Reputation: 285
I have a text file that my script is reading and getting the most frequent words from. However, at one point in the process of doing that, during the clean-up of the source text, it cannot handle accented characters (in this case, they are áéíóöőúüű).

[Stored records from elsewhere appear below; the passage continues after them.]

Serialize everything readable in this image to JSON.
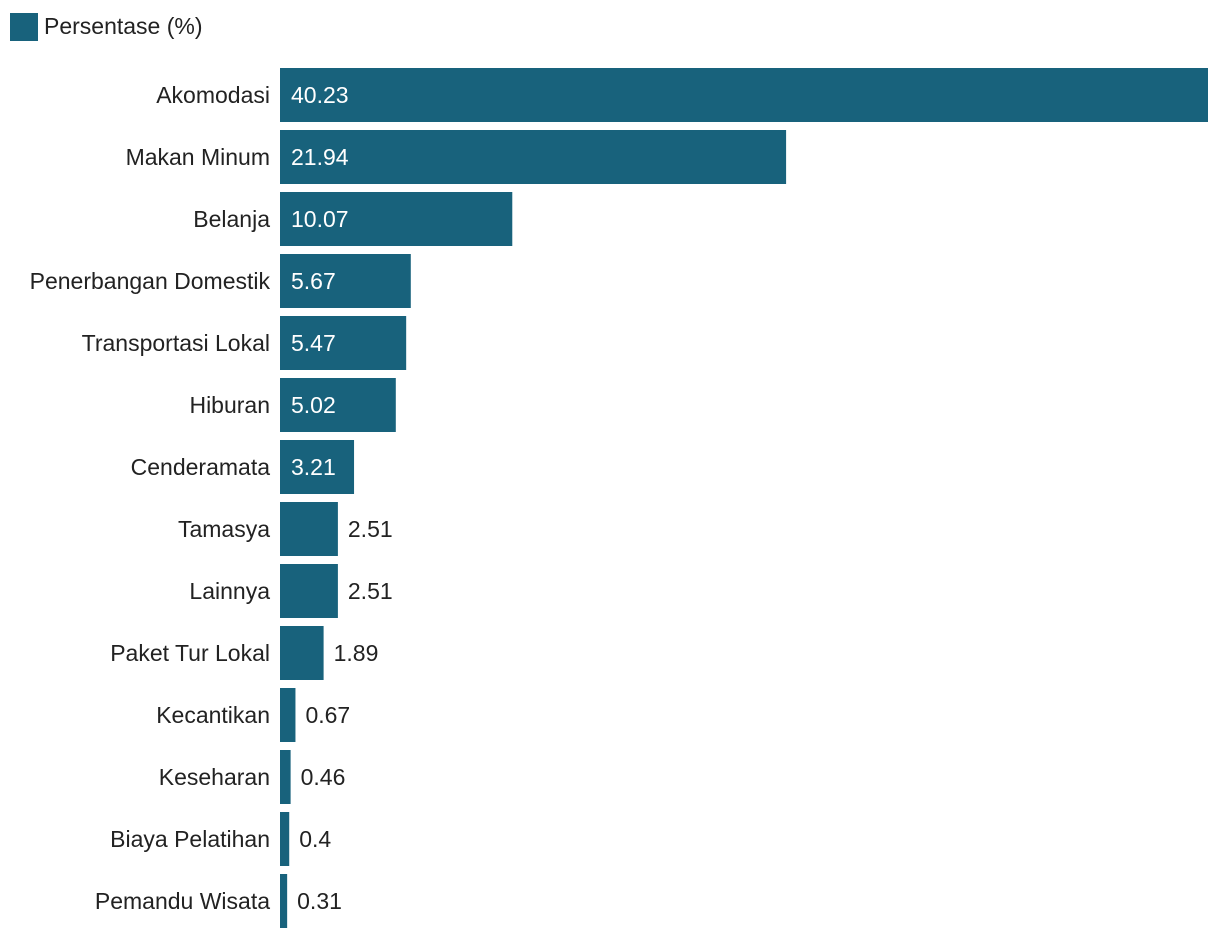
{
  "chart_data": {
    "type": "bar",
    "orientation": "horizontal",
    "legend": {
      "position": "top-left",
      "entries": [
        "Persentase (%)"
      ]
    },
    "grid": false,
    "categories": [
      "Akomodasi",
      "Makan Minum",
      "Belanja",
      "Penerbangan Domestik",
      "Transportasi Lokal",
      "Hiburan",
      "Cenderamata",
      "Tamasya",
      "Lainnya",
      "Paket Tur Lokal",
      "Kecantikan",
      "Keseharan",
      "Biaya Pelatihan",
      "Pemandu Wisata"
    ],
    "series": [
      {
        "name": "Persentase (%)",
        "color": "#18627c",
        "values": [
          40.23,
          21.94,
          10.07,
          5.67,
          5.47,
          5.02,
          3.21,
          2.51,
          2.51,
          1.89,
          0.67,
          0.46,
          0.4,
          0.31
        ]
      }
    ],
    "xlim": [
      0,
      40.23
    ],
    "title": "",
    "xlabel": "",
    "ylabel": ""
  }
}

This is what I have at the moment.
str = re.sub(r'\W+', ' ', str)
This simply deletes the accented characters. I have tried adding flags=re.U
, but it just messed up the result in a different way. I suspect there is a simple way to solve my problem and I have looked for it, but haven't been successful and so I turn to you. Thanks in advance.
Upvotes: 3
Views: 1647
Reputation: 626870
You need to use the right modifier:
str = re.sub(ur'\W+', u' ', s, flags=re.UNICODE)
^^^^^^^^^^
See Python 2.x docs:
Make the
\w
,\W
,\b
,\B
,\d
,\D
,\s
and\S
sequences dependent on the Unicode character properties database. Also enables non-ASCII matching for IGNORECASE.
Here is an online Python 2.7 demo:
import re
s = u"characters (in this case, they are áéíóöőúüű)."
res = re.sub(ur'\W+', u' ', s, flags=re.UNICODE).encode("utf8")
print(res) # => characters in this case they are áéíóöőúüű
Upvotes: 3